Redução da capacidade
Novamente, Giuseppe Marrara entende que as regras só precisariam ser rediscutidas se a capacidade da rede realmente virar uma questão, mas ele prevê que isso não será um problema de curto ou médio prazo. Isso porque as empresas já se preparavam para um crescimento exponencial da curva do tráfego, com maior uso de vídeo e mais dispositivos conectados com a Internet das Coisas. Além disso, a chegada de novas tecnologias como 5G e Wi-Fi 6 devem trazer um salto de capacidade. “Foi o motivo pelo qual a gente gastou para lançar um novo core de rede no ano passado, com 50 vezes mais capacidade”, declara. “As operadoras trabalham com pelo menos um ano de [previsão de] capacidade pela frente, já existia esse tipo de preparação”, diz.

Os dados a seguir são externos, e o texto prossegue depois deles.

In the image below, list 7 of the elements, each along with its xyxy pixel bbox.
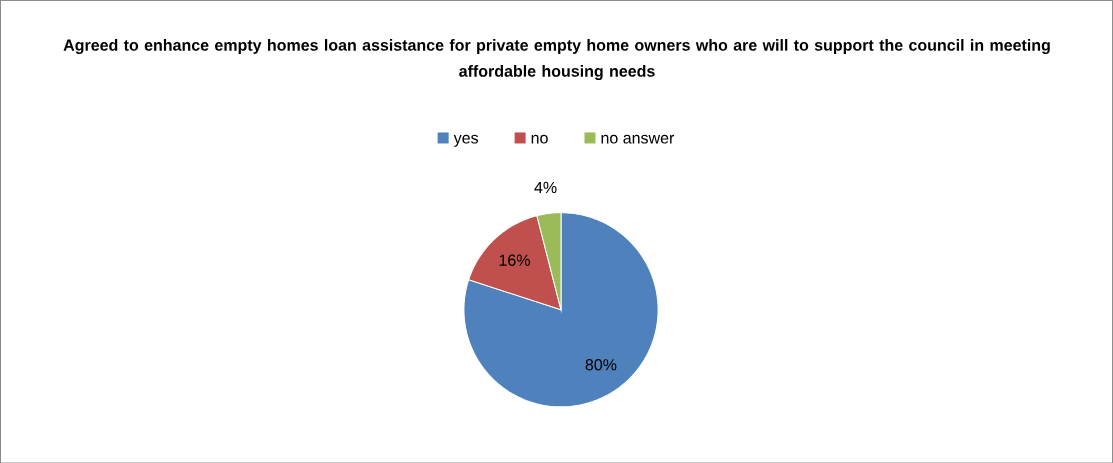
data-label: 16% — [499, 254, 530, 266]
chart-title: Agreed to enhance empty homes loan assistance for private empty home owners who are will to support the council in meeting affordable housing needs — [63, 38, 1050, 80]
data-label: 4% — [534, 181, 557, 193]
legend-label: no — [531, 134, 548, 144]
data-label: 80% — [585, 358, 617, 371]
legend-label: no answer — [601, 134, 675, 144]
legend-label: yes — [453, 134, 478, 147]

Mesmo que as redes não estejam propriamente sobrecarregadas, existe uma preocupação para que a demanda possa ser atendida pelas teles. Por isso, e com pressão de reguladores em todo o mundo, empresas over-the-top como Netflix, YouTube e Facebook (além do Instagram e do WhatsApp) adotaram medidas para reduzir o tráfego. Marrara acredita que também cabe aos usuários um “bom senso no uso dos recursos” – como exemplo, cita a medida de redução de envios de uma mesma mensagem no WhatsApp, para evitar a disseminação de fake news. “Tem o efeito colateral de diminuir o tráfego, já que eles viram um crescimento de sete vezes na Europa.”
Obviamente há cenários mais pessimistas que forçariam novos sistemas essenciais. Marrara diz que um sistema de entrega de produtos por drones, por exemplo, teria que ter prioridade na rede para uma latência menor. “Até a análise do que é um serviço essencial pode flutuar ao longo do tempo. O que tem que acontecer realmente é que, nós como sociedade, estejamos munidos do mesmo objetivo no bem comum, e que reguladores e legisladores estejam sempre atentos para identificar novidades que exijam nova regulação.”
Futuro
Eventualmente passando a crise pandêmica do coronavírus, há uma expectativa de que o mundo já terá passado por muitas mudanças, algo que a Cisco chama de um “novo normal”. Isso terá reflexo na transformação digital, acelerada nas últimas semanas com o aumento exponencial da importância de atividades remotas como telemedicina, educação a distância e mesmo o teletrabalho (home office). “Não acho que se vai regredir o uso, porque depois que se der o passo [à digitalização], vão ver o conforto que isso traz”, avalia.
É o caso do Conselho Nacional de Justiça (CNJ) no Brasil, que na semana passada conseguiu retomar atividades utilizando a plataforma Webex da fornecedora. “Não está sendo fácil para eles, mas depois que o juiz ver que o dia dele rende muito mais, é mais seguro, prático e barato fazer audiência de colaboração, claro que não vai ter volta.”